Jeanne Petrek, 57; Breast Cancer Expert Focused on Quality of Life
Dr. Jeanne A. Petrek, a leading breast cancer researcher at Memorial Sloan-Kettering Cancer Center in New York City, died Monday after she was struck by a vehicle while walking to work. She was 57.
Petrek was crossing a Manhattan intersection about 10 a.m. when the van-style vehicle called an ambulette hit her. Driver Sonia Delgado-Baretto, who was not responding to an emergency, was trying to make a left turn, said police, who ticketed her for failing to yield.
Eight workers lifted the vehicle off the trapped Petrek, who then underwent hours of surgery at New York-Presbyterian Hospital before she died.
Petrek was a surgeon who had been at Memorial Sloan-Kettering for 20 years and won acclaim for her work, which focused on patients’ quality of life. She was nearing completion of a 10-year study that examined such issues, including the safety of pregnancy for women who had experienced breast cancer.

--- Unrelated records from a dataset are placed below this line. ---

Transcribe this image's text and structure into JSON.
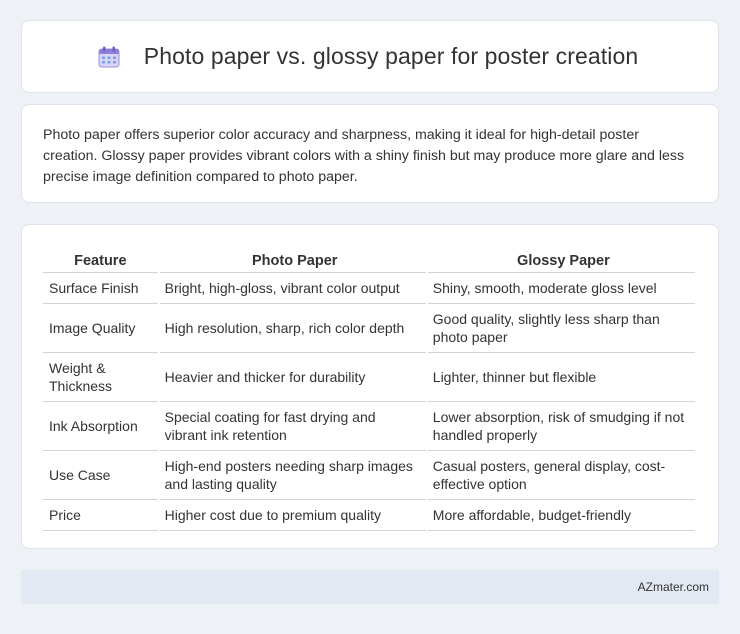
{
  "header": {
    "icon": "calendar-icon",
    "title": "Photo paper vs. glossy paper for poster creation"
  },
  "intro": {
    "text": "Photo paper offers superior color accuracy and sharpness, making it ideal for high-detail poster creation. Glossy paper provides vibrant colors with a shiny finish but may produce more glare and less precise image definition compared to photo paper."
  },
  "table": {
    "headers": [
      "Feature",
      "Photo Paper",
      "Glossy Paper"
    ],
    "rows": [
      [
        "Surface Finish",
        "Bright, high-gloss, vibrant color output",
        "Shiny, smooth, moderate gloss level"
      ],
      [
        "Image Quality",
        "High resolution, sharp, rich color depth",
        "Good quality, slightly less sharp than photo paper"
      ],
      [
        "Weight & Thickness",
        "Heavier and thicker for durability",
        "Lighter, thinner but flexible"
      ],
      [
        "Ink Absorption",
        "Special coating for fast drying and vibrant ink retention",
        "Lower absorption, risk of smudging if not handled properly"
      ],
      [
        "Use Case",
        "High-end posters needing sharp images and lasting quality",
        "Casual posters, general display, cost-effective option"
      ],
      [
        "Price",
        "Higher cost due to premium quality",
        "More affordable, budget-friendly"
      ]
    ]
  },
  "footer": {
    "text": "AZmater.com"
  },
  "colors": {
    "background": "#eef2f7",
    "card": "#ffffff",
    "footer": "#e3e9f3",
    "icon_purple": "#8b7fd6",
    "icon_blue": "#5b9bf0"
  }
}
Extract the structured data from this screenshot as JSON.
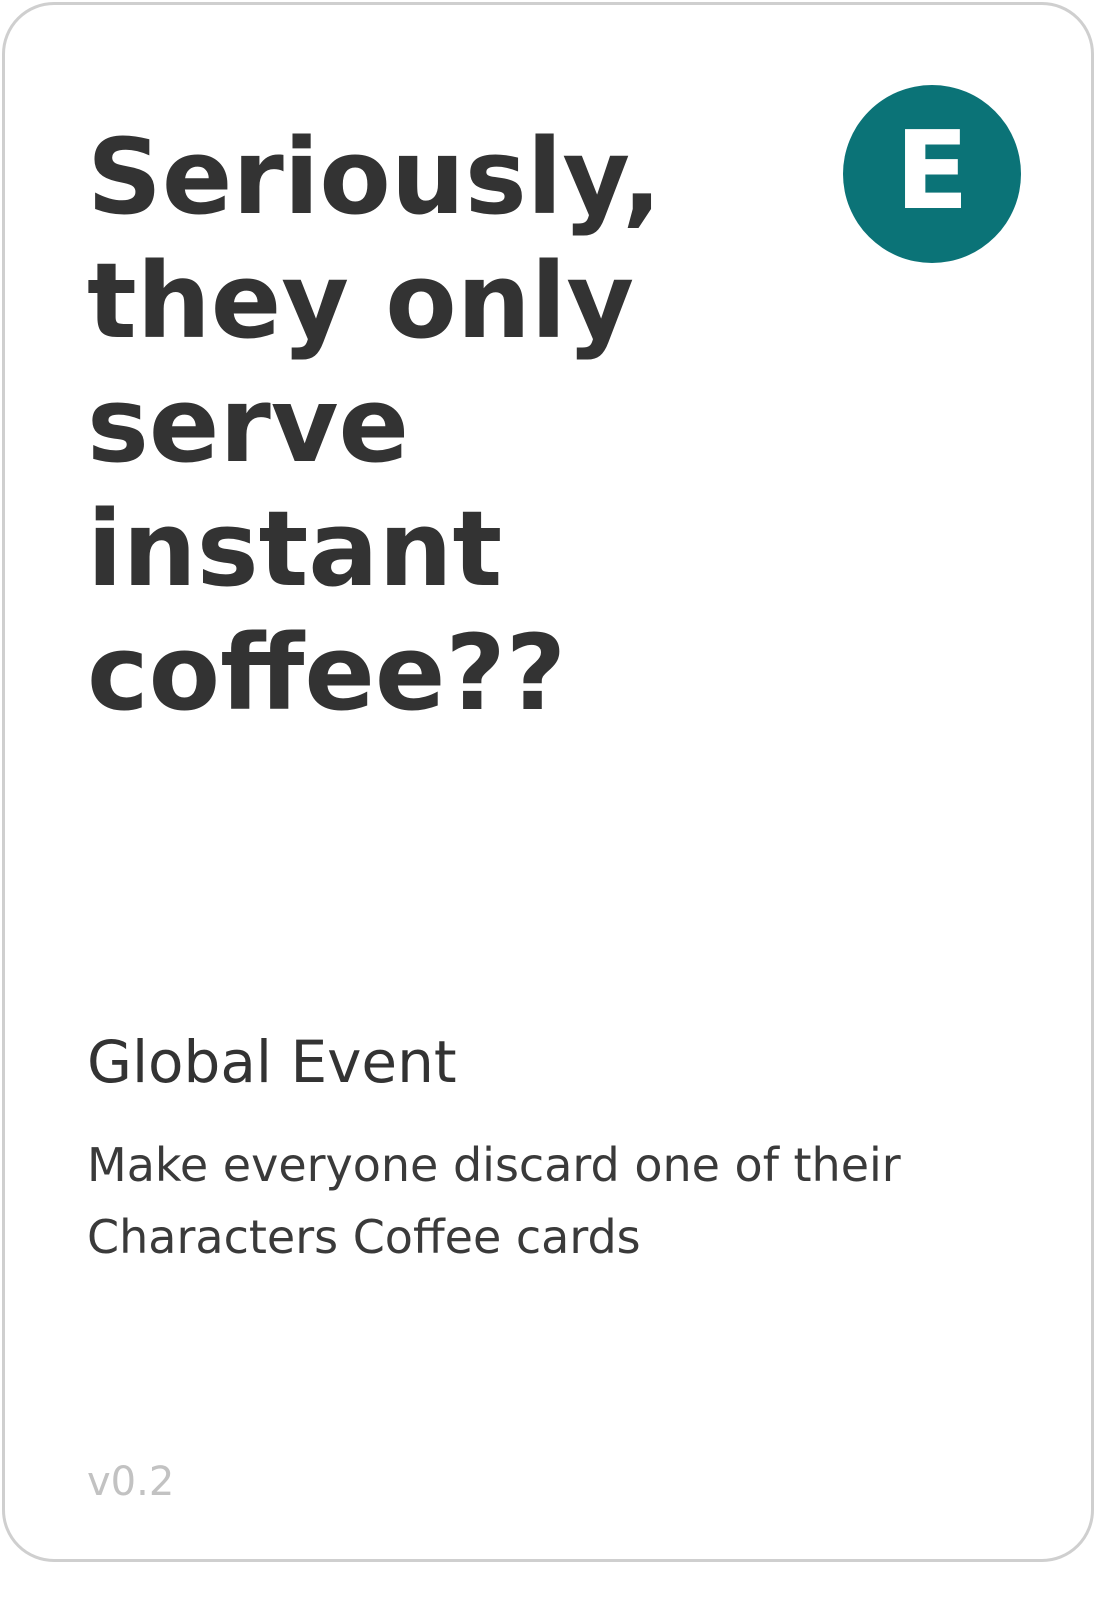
{
  "card": {
    "title": "Seriously, they only serve instant coffee??",
    "badge_letter": "E",
    "type": "Global Event",
    "description": "Make everyone discard one of their Characters Coffee cards",
    "version": "v0.2"
  },
  "colors": {
    "badge": "#0b7377",
    "text": "#333333",
    "border": "#cfcfcf",
    "version": "#c2c2c2"
  }
}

In her career, Petrek treated more than 4,000 women and was considered a pioneer in changing people’s views of surgery. She is noted for developing a treatment for lymphedema, which causes limbs to swell after cancerous lymph nodes are removed.
She arrived at Memorial Sloan-Kettering in 1978, then returned in 1984 after working briefly in Atlanta. She was director of the surgical program at the hospital’s Evelyn H. Lauger Breast Center.
A native of Youngstown, Ohio, Petrek earned her bachelor’s and medical degrees at Case Western Reserve University in Cleveland.
She is survived by her husband, environmental lawyer Jeffrey Dubon, a son and a daughter.